Now this may have not been the same for everyone, but a simple side-by-side of how my year of grade nine social studies began versus my grade ten year reflects this disparity pretty well. In grade nine, our first assignment was to colour a map of Canada. Its difficulty was raised beyond what it had been the year before as we were also asked to label one major city in each province other than their respective capitals. Come grade ten, we were writing a source based analytical essay on our second day of class. Never mind the source analysis aspect, I had written one essay throughout all of junior high and I wasn’t even sure if I had done it in the right format. Oh, how badly I missed pencil crayons and fineliners as I sat staring at the blank word document in front of me. I was completely lost. I didn’t have the knowledge, the tools, or the practice to write an essay.
It’s been a year since then, and now writing source analysis essays are second nature. But, the question that I couldn’t stop wondering is why we didn’t learn how to write it in junior high? I spent three years in junior high social studies and year after year we learned that Cartier discovered Canada. I spent three years in junior high math, and we were still reviewing the multiplication table in grade nine. I spent three years in junior high science learning the stages of the water cycle. Evaporation, condensation, and precipitation; amusingly enough, a stage for each year. Of course, there’s nothing wrong with any of that, they are all things that we should learn. But, it just doesn’t make sense for those three years of junior high to be so underutilized compared to the three years we spend in high school.

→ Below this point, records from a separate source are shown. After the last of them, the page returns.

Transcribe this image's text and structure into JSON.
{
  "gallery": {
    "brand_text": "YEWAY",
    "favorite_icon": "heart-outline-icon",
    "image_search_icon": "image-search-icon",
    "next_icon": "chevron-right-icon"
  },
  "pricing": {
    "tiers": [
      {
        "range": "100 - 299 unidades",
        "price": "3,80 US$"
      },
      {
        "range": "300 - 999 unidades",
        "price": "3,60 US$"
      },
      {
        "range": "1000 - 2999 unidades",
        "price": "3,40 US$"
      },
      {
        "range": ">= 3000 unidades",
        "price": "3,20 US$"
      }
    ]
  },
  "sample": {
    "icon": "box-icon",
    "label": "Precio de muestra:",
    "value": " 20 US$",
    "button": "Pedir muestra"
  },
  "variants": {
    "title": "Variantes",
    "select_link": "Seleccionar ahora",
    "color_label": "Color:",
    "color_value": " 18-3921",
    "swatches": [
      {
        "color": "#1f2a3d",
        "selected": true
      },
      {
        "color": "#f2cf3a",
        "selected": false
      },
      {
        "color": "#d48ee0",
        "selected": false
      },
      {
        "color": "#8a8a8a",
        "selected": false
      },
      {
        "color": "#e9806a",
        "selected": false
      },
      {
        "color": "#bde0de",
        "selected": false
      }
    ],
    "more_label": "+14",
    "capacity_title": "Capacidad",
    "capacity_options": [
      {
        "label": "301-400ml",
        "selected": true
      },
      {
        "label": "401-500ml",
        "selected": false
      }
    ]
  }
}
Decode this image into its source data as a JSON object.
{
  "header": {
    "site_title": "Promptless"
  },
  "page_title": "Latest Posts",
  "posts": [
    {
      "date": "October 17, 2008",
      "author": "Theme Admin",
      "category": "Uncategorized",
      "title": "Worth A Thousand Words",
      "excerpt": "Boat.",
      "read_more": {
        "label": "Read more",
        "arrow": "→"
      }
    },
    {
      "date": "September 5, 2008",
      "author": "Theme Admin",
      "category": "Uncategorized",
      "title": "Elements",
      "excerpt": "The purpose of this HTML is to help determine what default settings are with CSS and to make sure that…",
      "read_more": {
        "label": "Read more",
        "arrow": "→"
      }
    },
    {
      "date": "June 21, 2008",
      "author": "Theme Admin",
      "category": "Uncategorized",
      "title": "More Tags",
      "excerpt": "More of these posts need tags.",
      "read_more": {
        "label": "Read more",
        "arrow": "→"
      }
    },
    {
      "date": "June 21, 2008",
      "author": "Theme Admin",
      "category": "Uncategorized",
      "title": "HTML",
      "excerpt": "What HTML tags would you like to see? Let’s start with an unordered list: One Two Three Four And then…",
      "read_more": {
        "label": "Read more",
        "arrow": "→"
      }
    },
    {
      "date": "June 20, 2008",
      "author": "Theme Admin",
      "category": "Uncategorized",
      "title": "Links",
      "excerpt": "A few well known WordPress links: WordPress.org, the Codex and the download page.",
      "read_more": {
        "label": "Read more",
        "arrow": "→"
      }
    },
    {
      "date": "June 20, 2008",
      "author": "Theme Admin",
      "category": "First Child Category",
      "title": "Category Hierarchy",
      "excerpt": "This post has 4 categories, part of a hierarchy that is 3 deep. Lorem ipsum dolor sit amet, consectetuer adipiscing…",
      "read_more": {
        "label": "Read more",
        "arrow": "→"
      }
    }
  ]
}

It’s in high school that most of us begin to volunteer, work jobs, and become more and more involved in our communities. But, it’s also the time during which we are hit with huge amounts of information and techniques to be learnt in school. A day only has 24 hours, and with so much to do for school, high school students are being limited in their ability to do non-academic activities. This imbalance doesn’t really make anyone a fan of the Canadian system. Around a third of the Alberta public, according to the Alberta Education, is dissatisfied with the current schooling system. It really doesn’t make sense for high school to both be the time when we are beginning to branch out into society, and also the time during which we are first introduced to a heavy workload from school.
This makes even less sense when you realize how much this effect can be mitigated if the curriculum was better spread out through the six years we spend in junior high and high school combined. It is frankly more intuitive to slowly increase the workload progressively over the course of the six years, as opposed to having an extremely low load for the first three years and then trying to make up for that lower load in the final three years. Just take Singapore as an example; they consistently have one of the highest rated educational systems in the world. Interestingly enough, their curriculum is also much more evenly spread over the course of their schooling careers.
Unlike in Canada, their students slowly work towards dealing with larger and larger amounts of work. This more even distribution of the material also means they are afforded greater opportunity to participate in out of school activities, as they are not as heavily swamped in catch-up work in high school. It’s not like the one summer break between grade nine and ten somehow made us all that much smarter, what we learned in grade ten, we probably could have also learned in grade nine. So we should lessen the load in high school and slot some of the curriculum over to junior high. It makes better use of our school time from grades seven to nine, and in turn allows us more free time in high school. That way, not all of our Friday nights has to be spent staring despondently at the never-ending pages of a textbook, and maybe, just maybe, we’ll experience a little bit of the freedom that we all dreamed of as little kids.